In its healthy state, coral is yellow-brown, green, red, and generally a variety of tones that feel “natural” to our human eyes. In its healthy state, coral’s yellow-brown symbiotic pigments allow the absorption of blue light. Bleached coral is caused by temperature, light, pollution (like carbon), and other disruptions. Recent investigations into bleached coral’s revealed some odd changes in the reef – bright, almost unnatural colors exhibited by coral that’d previously been bleached to the color of bone.
Coral starts with and thrives on marine algae called zooxanthellae. This algae works with photosynthesis to live, providing coral the energy to thrive and reproduce. When coral is stressed, algae is expelled, and we see a “bleached” result. This is the color of the internal structure of the coral.
Once coral is “bleached”, internal blue fluxes increase. For some coral, the next step is increased blue light fluxes inducing upregulation of host pigments. It’s almost as if these neon tones are the “true” color of the coral – and it would APPEAR to be a good sign!
Colorful bleached coral is shown to create its own “screen” for light, allowing the regulation of internal blue light (reducing internal blue light fluxes). This new protection provided by the wild, bright, “natural” color tones promote recovery of symbiotic algae.

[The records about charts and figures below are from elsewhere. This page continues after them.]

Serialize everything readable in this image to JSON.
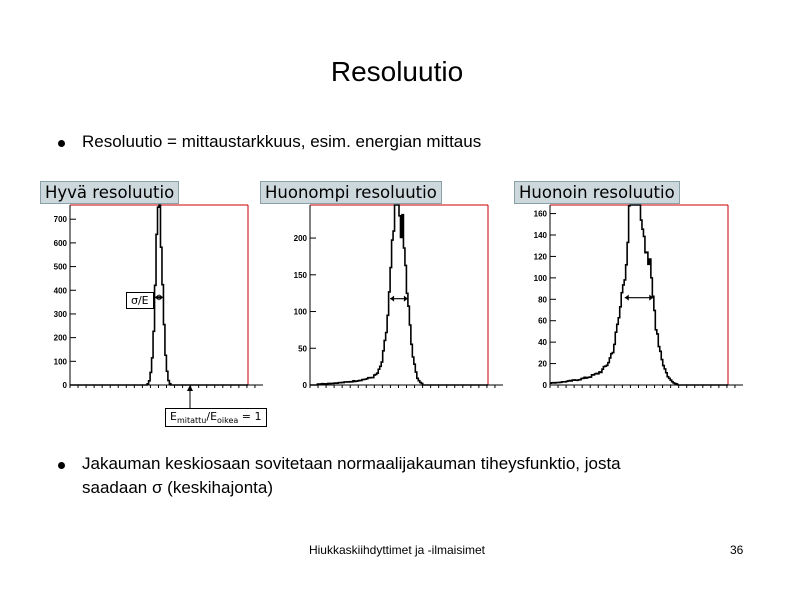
{
  "slide": {
    "title": "Resoluutio",
    "bullet1": "Resoluutio = mittaustarkkuus, esim. energian mittaus",
    "bullet2_line1": "Jakauman keskiosaan sovitetaan normaalijakauman tiheysfunktio, josta",
    "bullet2_line2": "saadaan σ (keskihajonta)",
    "footer": "Hiukkaskiihdyttimet ja -ilmaisimet",
    "page_number": "36"
  },
  "annotations": {
    "sigma_label": "σ/E",
    "ratio_label_prefix": "E",
    "ratio_sub1": "mitattu",
    "ratio_mid": "/E",
    "ratio_sub2": "oikea",
    "ratio_suffix": " = 1"
  },
  "chart_data": [
    {
      "type": "histogram",
      "title": "Hyvä resoluutio",
      "y_ticks": [
        "0",
        "100",
        "200",
        "300",
        "400",
        "500",
        "600",
        "700"
      ],
      "ylim": [
        0,
        760
      ],
      "xlim": [
        0.7,
        1.3
      ],
      "peak": {
        "x": 1.0,
        "y": 740,
        "sigma": 0.012
      },
      "tail": 0,
      "fwhm_marker": true
    },
    {
      "type": "histogram",
      "title": "Huonompi resoluutio",
      "y_ticks": [
        "0",
        "50",
        "100",
        "150",
        "200"
      ],
      "ylim": [
        0,
        245
      ],
      "xlim": [
        0.7,
        1.3
      ],
      "peak": {
        "x": 1.0,
        "y": 235,
        "sigma": 0.025
      },
      "tail": 0.12,
      "fwhm_marker": true
    },
    {
      "type": "histogram",
      "title": "Huonoin resoluutio",
      "y_ticks": [
        "0",
        "20",
        "40",
        "60",
        "80",
        "100",
        "120",
        "140",
        "160"
      ],
      "ylim": [
        0,
        168
      ],
      "xlim": [
        0.7,
        1.3
      ],
      "peak": {
        "x": 1.0,
        "y": 163,
        "sigma": 0.04
      },
      "tail": 0.3,
      "fwhm_marker": true
    }
  ],
  "colors": {
    "label_bg": "#cdd8dc",
    "frame_red": "#cc0000",
    "axis": "#000000"
  }
}
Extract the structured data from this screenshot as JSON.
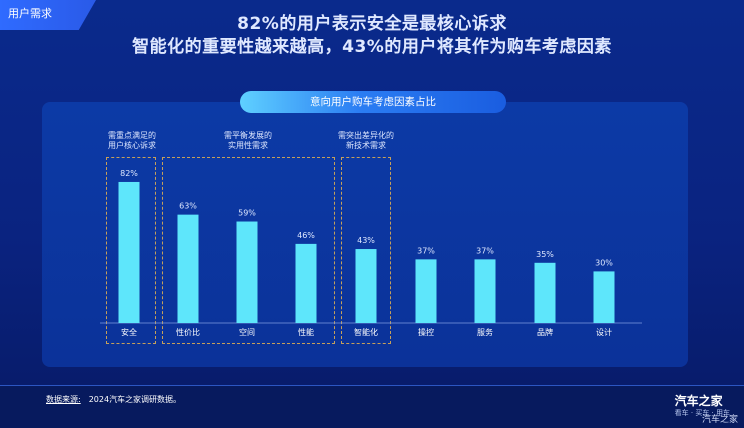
{
  "header": {
    "section_tag": "用户需求",
    "headline_line1": "82%的用户表示安全是最核心诉求",
    "headline_line2": "智能化的重要性越来越高，43%的用户将其作为购车考虑因素"
  },
  "chart_data": {
    "type": "bar",
    "title": "意向用户购车考虑因素占比",
    "categories": [
      "安全",
      "性价比",
      "空间",
      "性能",
      "智能化",
      "操控",
      "服务",
      "品牌",
      "设计"
    ],
    "values": [
      82,
      63,
      59,
      46,
      43,
      37,
      37,
      35,
      30
    ],
    "value_labels": [
      "82%",
      "63%",
      "59%",
      "46%",
      "43%",
      "37%",
      "37%",
      "35%",
      "30%"
    ],
    "unit": "%",
    "ylim": [
      0,
      100
    ],
    "grid": false,
    "bar_color": "#5ee6fb",
    "groups": [
      {
        "label_line1": "需重点满足的",
        "label_line2": "用户核心诉求",
        "categories": [
          "安全"
        ]
      },
      {
        "label_line1": "需平衡发展的",
        "label_line2": "实用性需求",
        "categories": [
          "性价比",
          "空间",
          "性能"
        ]
      },
      {
        "label_line1": "需突出差异化的",
        "label_line2": "新技术需求",
        "categories": [
          "智能化"
        ]
      }
    ]
  },
  "footer": {
    "source_label": "数据来源:",
    "source_text": "2024汽车之家调研数据。",
    "logo_name": "汽车之家",
    "logo_sub": "看车 · 买车 · 用车",
    "watermark": "汽车之家"
  }
}
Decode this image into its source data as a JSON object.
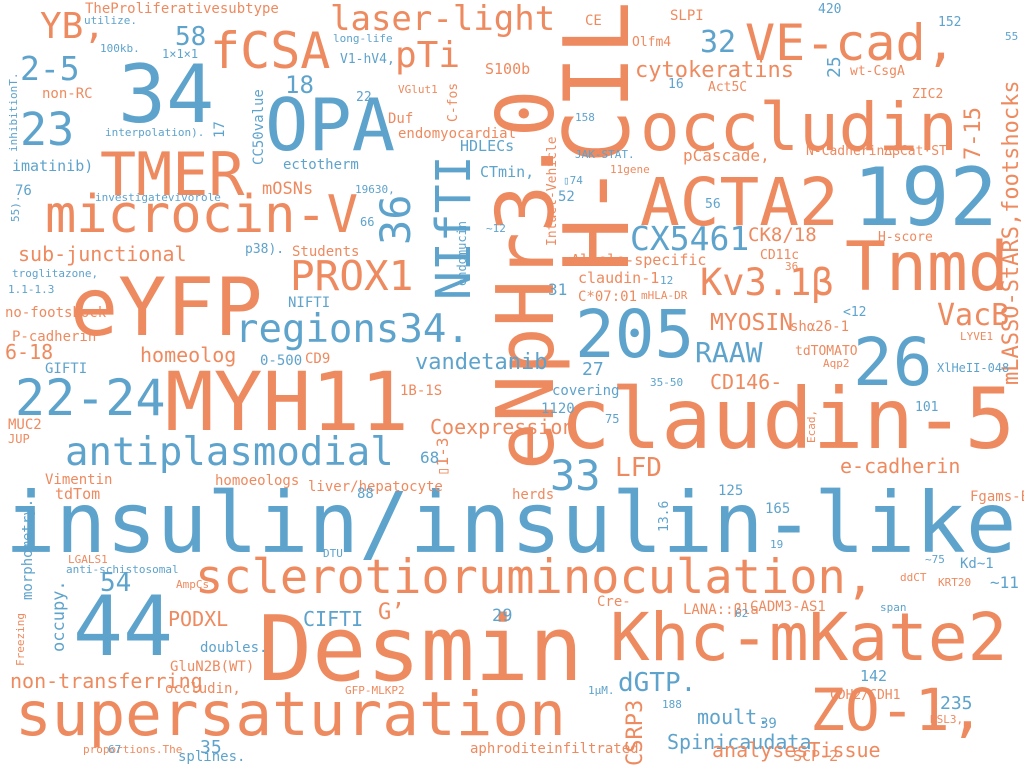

In the latest research on this subject, researchers found that more shallow coral produced more intensely bright and colorful protective pigment. The deeper the coral, the less pigment was produced. Different types of coral produced different tones, sometimes wildly different in very close proximity.
“Reports suggest that colourful bleaching occurred on some parts of the Great Barrier Reef in March and April 2020, so some patches of the world’s largest reef system may have better prospects for recovery after the recent bleaching,” said a report in Science Alert written by two researchers that participated in this latest coral project. That was Jörg Wiedenmann, Head of the Coral Reef Laboratory, University of Southampton and Cecilia D’Angelo, Senior Research Fellow, Coral Reef Laboratory, University of Southampton.
You can learn more about this loop of nature by reading the report in Current Biology. The research paper goes by the name “Optical Feedback Loop Involving Dinoflagellate Symbiont and Scleractinian Host Drives Colorful Coral Bleaching” and can be found with DOI:10.1016/j.cub.2020.04.055 as of May 21, 2020. This research was authored by Elena Bollati, Cecilia D’Angelo, Rachel Alderdice, Morgan Pratchett, Maren Ziegler, and Jörg Wiedenmann.